Но когда приходила ночь и остужала проповедь органической химии и снимала дозор на такой-то полосе жития профессора, Ида Леонтьевна пересаживалась с письменного катамарана — на «Фарман» воздухов или за набранный в черных воронах рояль, несущих пищу — всем застрявшим в пустыне тьмы. Потому что пролетали сквозь уложения камня и песка, и преодолевали засеки меж явью и сном — и свободно впархивали во все виденья, и в грезы, и в кошмары… И как жаль, что сама Ида Леонтьевна не слышала, как виртуозно исполняла ночного Бетховена, в солидарность с коим несдержанным взяла тишайшие уши, и как бурно прокатывала по всей гряде Листа и врезанную на постоянное хранение романтическую ностальгию Шопена, и не подозревала, что и вся коммунальная квартира, впрочем, и нижняя, и верхняя просыпались и слушали на перевале между сном и утром — кончерто гроссо, если не по составу выдающихся пианистов, выдернутых из той и этой ночи, так большой концерт — по числу слушателей…
Не путать — с машиной, что напялила себе на темя громкоговоритель и развозит по городу советы и наставления… и оштрафовать бы — всех, кто водится со скверным сравнением.
Уточнение. Кое-кто в ученых кавалерах не то чтобы был полный Гусь, а тот еще, коим безоглядно прикидывался, развязно представлялся. Но, как и бывает со стопроцентной правдой, она нашла пути, чтобы обнажиться.
Как-то в начала мая, неофициально зовущиеся «В трех пустяках от крушения», вступила приезжая с королевской статью, в белокурых локонах, пляшущих вдоль шляпки-клош, в элегантном пыльнике, обогнавшем пыль, а руку королевствующей правды прихватил картонный, почти игрушечный саквояжик с побитыми коленками или расцарапанными углами. Но поскольку приезжей было сорок, наблюдатели сочли правду — устаревшей.

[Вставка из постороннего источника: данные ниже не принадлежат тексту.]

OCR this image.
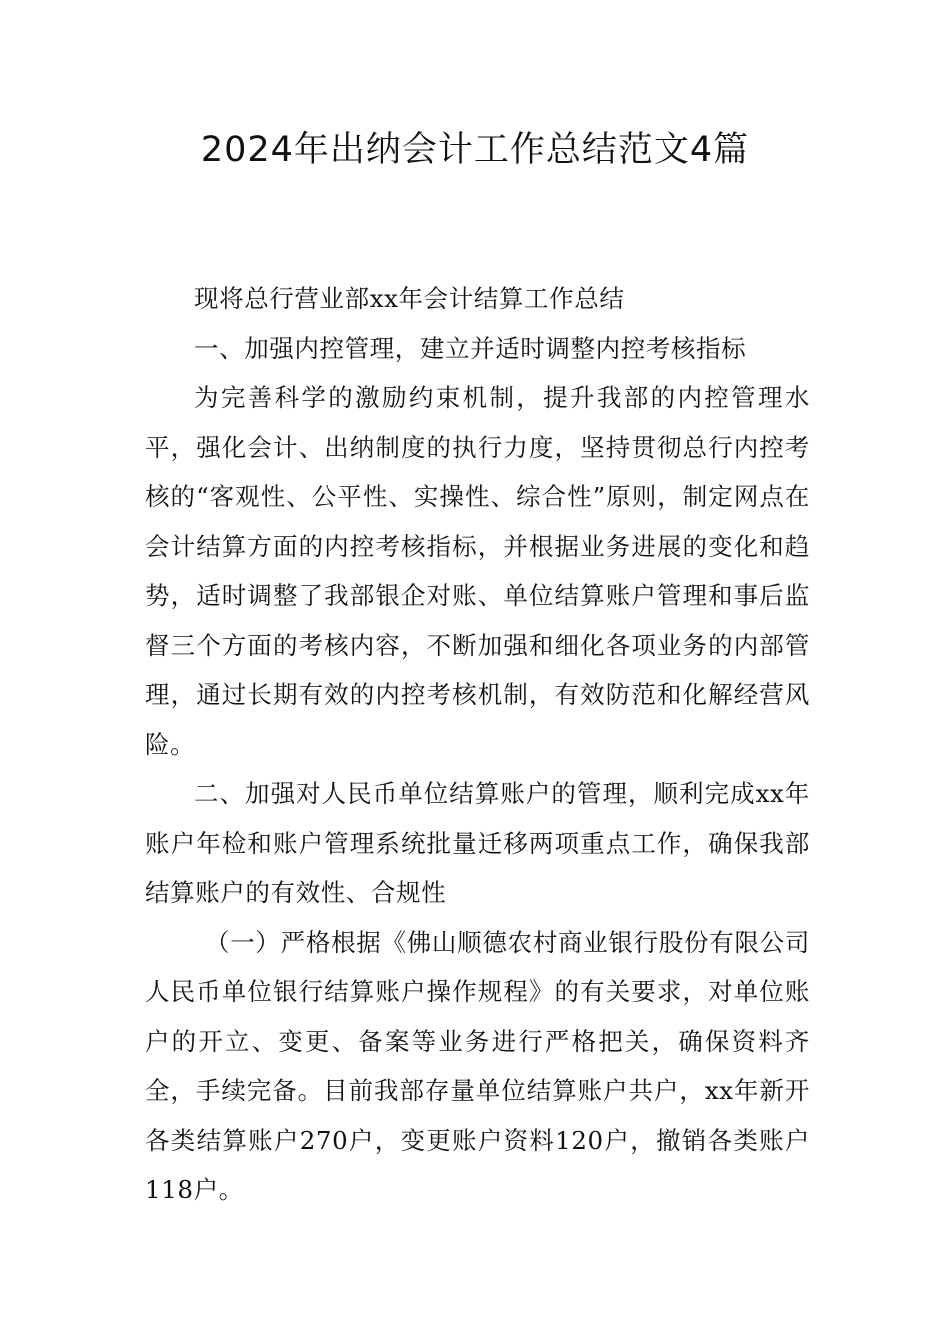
2024年出纳会计工作总结范文4篇

现将总行营业部xx年会计结算工作总结

一、加强内控管理，建立并适时调整内控考核指标

为完善科学的激励约束机制，提升我部的内控管理水平，强化会计、出纳制度的执行力度，坚持贯彻总行内控考核的“客观性、公平性、实操性、综合性”原则，制定网点在会计结算方面的内控考核指标，并根据业务进展的变化和趋势，适时调整了我部银企对账、单位结算账户管理和事后监督三个方面的考核内容，不断加强和细化各项业务的内部管理，通过长期有效的内控考核机制，有效防范和化解经营风险。

二、加强对人民币单位结算账户的管理，顺利完成xx年账户年检和账户管理系统批量迁移两项重点工作，确保我部结算账户的有效性、合规性

（一）严格根据《佛山顺德农村商业银行股份有限公司人民币单位银行结算账户操作规程》的有关要求，对单位账户的开立、变更、备案等业务进行严格把关，确保资料齐全，手续完备。目前我部存量单位结算账户共户，xx年新开各类结算账户270户，变更账户资料120户，撤销各类账户118户。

Залетная гостья из королевства подлинников встала, как лист пред травой, под тысячей студенческих окон странноприимного стекла и, не гадая, за каким отточием глаз притаился тот любезный, кто ей нужен, глубоко вздохнула и пронзительно выкрикнула: «Густав!»
Никто не знал, кого окликает правдивая престарелая фрау или, может быть, прелестная старая пани, но всех потрясло ее жестокое бесстрашие: все же лучше было шуметь — чем-то более реалистичным, громыхнуть — разгулявшимся, что, по мысли недоучек-окон, пришлось бы по нраву абсолютно всем, звучно огласить — многоликое в сем подворье имя, чем эти признательные показания… чем название похоронного магазина — «Венки и букеты не для всех»… Но вдруг, как ни странно, где-то в верхах разверзлась завеса — и обнаружился такой же отчаянный поясной кавалер-студент, кто радостно крикнул: «Мама, привет!» — и он был Гусь Потоцкий.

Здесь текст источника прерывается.